Thursday, October 29, 2009

Wikipedia Needs More Trivia

The "... in popular culture" sections and articles on Wikipedia used to be called "Trivia," but were so overwhelmingly lists of pop-culture references that the convention was altered. These days there are articles like Zombies in popular culture which typically start off well, but quickly descend into cobbled-together lists of movies, books, comics and video games that may or may not relate to, or represent the state of the genre being discussed. At one time, I worked on the  Lovecraftian horror article, and while I tried to make it an article about the genre and its evolution over time, it was continuously inundated by well-meaning editors who would add lists of genre works to the article.

To combat this, Wikipedia really should embrace both styles, and integrate them more deeply.
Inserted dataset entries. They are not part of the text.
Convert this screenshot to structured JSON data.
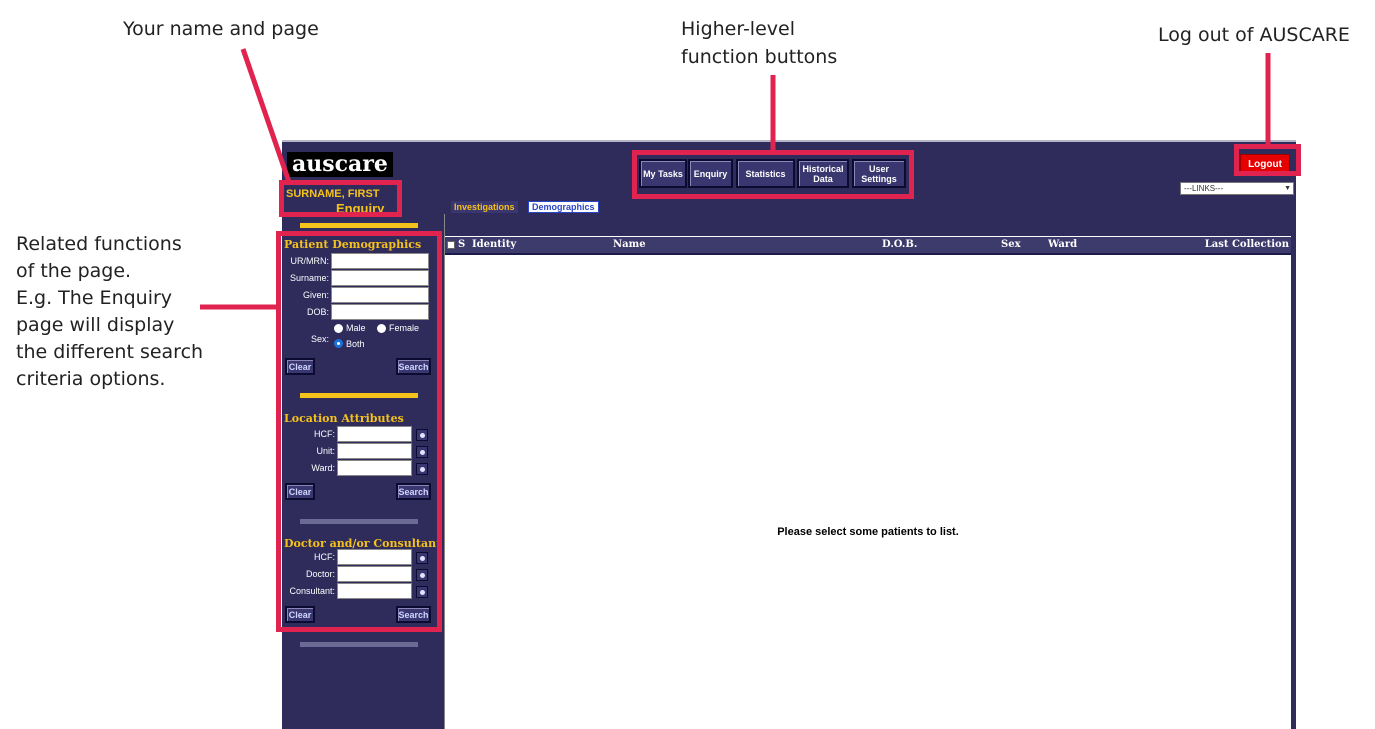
{
  "annotations": {
    "name_page": "Your name and page",
    "higher_level_line1": "Higher-level",
    "higher_level_line2": "function buttons",
    "logout": "Log out of AUSCARE",
    "related_line1": "Related functions",
    "related_line2": "of the page.",
    "related_line3": "E.g. The Enquiry",
    "related_line4": "page will display",
    "related_line5": "the different search",
    "related_line6": "criteria options."
  },
  "app": {
    "logo": "auscare",
    "user_name": "SURNAME, FIRST",
    "page_name": "Enquiry",
    "top_buttons": {
      "my_tasks": "My Tasks",
      "enquiry": "Enquiry",
      "statistics": "Statistics",
      "historical_line1": "Historical",
      "historical_line2": "Data",
      "user_line1": "User",
      "user_line2": "Settings"
    },
    "logout": "Logout",
    "links_select": "---LINKS---"
  },
  "sidebar": {
    "patient": {
      "title": "Patient Demographics",
      "urmrn": "UR/MRN:",
      "surname": "Surname:",
      "given": "Given:",
      "dob": "DOB:",
      "sex": "Sex:",
      "male": "Male",
      "female": "Female",
      "both": "Both",
      "sex_selected": "Both",
      "clear": "Clear",
      "search": "Search"
    },
    "location": {
      "title": "Location Attributes",
      "hcf": "HCF:",
      "unit": "Unit:",
      "ward": "Ward:",
      "clear": "Clear",
      "search": "Search"
    },
    "doctor": {
      "title": "Doctor and/or Consultant",
      "hcf": "HCF:",
      "doctor": "Doctor:",
      "consultant": "Consultant:",
      "clear": "Clear",
      "search": "Search"
    }
  },
  "main": {
    "tabs": [
      "Investigations",
      "Demographics"
    ],
    "active_tab": "Investigations",
    "columns": {
      "s": "S",
      "identity": "Identity",
      "name": "Name",
      "dob": "D.O.B.",
      "sex": "Sex",
      "ward": "Ward",
      "last_collection": "Last Collection"
    },
    "empty_message": "Please select some patients to list."
  },
  "colors": {
    "annotation_red": "#e0234f",
    "app_bg": "#2f2c5c",
    "accent_yellow": "#f5c21b",
    "logout_red": "#e60000"
  }
}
I'd love to see the template mechanism enhanced so that trivia could be encapsulated as template-like objects. (more...)


For example, one could write a trivia template for the zombies in the Harry Potter series:

{{trivia in | Zombies in popular culture}} [[J.K. Rowling]] includes zombies, known as [[Inferius|Inferi]], in {{triva link | Harry Potter and the Half-Blood Prince}}, the sixth {{trivia type | book}} of her Harry Potter series.  The Inferi are dead humans who are re-animated by Dark Magic.

This notation combines metadata with a simple prose description of the trivia in question. It can easily be rendered using MediaWiki's standard template tools, but with some additional software support, it could be pulled in to the article in a constructive way that doesn't interfere with the body of the article. For example, as a side-bar that allows users to navigate various media in a JavaScript-driven interface, drilling down on a "books" section to find one of them is in "Harry Potter and the Half-Blood Prince," and further to find the text above.

All of this serves to further illuminate the topic without turning an otherwise well-written article into a cesspool of "my favorite video game had zombies too!" Additional metadata that might be useful could include a time-frame, level of popularity / sales, genre and even free-form tagging. These could all be incorporated into the UI for such trivia sidebars.

Benefits of such a system also include:
  • Separate edit histories for each bit of trivia, allowing readers to easily determine how a particular bit of trivia has changed over time.
  • The ability to discuss and individually tag specific bits of trivia.
  • Some trivia might be re-used in many articles, allowing more modular edits.
  • Further expansion might even allow for the modularization of non-trivial facts. Many of the side-bars on pages like that for Obama could be modularized into free-floating factoids that could be maintained independently.
This would introduce new problems, of course. A mechanism would be needed that allowed viewers of pages using such transcluded facts to browse the combined edit history of an article and its contributing trivia/facts to better patrol changes to the article. That's not impossible, or even particularly hard to do, but it would be a basic requirement (and one of the reasons that templates containing article text are discouraged now).

1 comment:

  1. WFIW, the German wikipedia will host a "relevancy" open discussion next week to find out what a proper relevance level for Wikipedia articles is.

    http://www.heise.de/newsticker/meldung/Wikimedia-Deutschland-laedt-zur-Relevanz-Diskussion-846371.html

    Caused, no surprise here, but a bitter argument about a deleted article.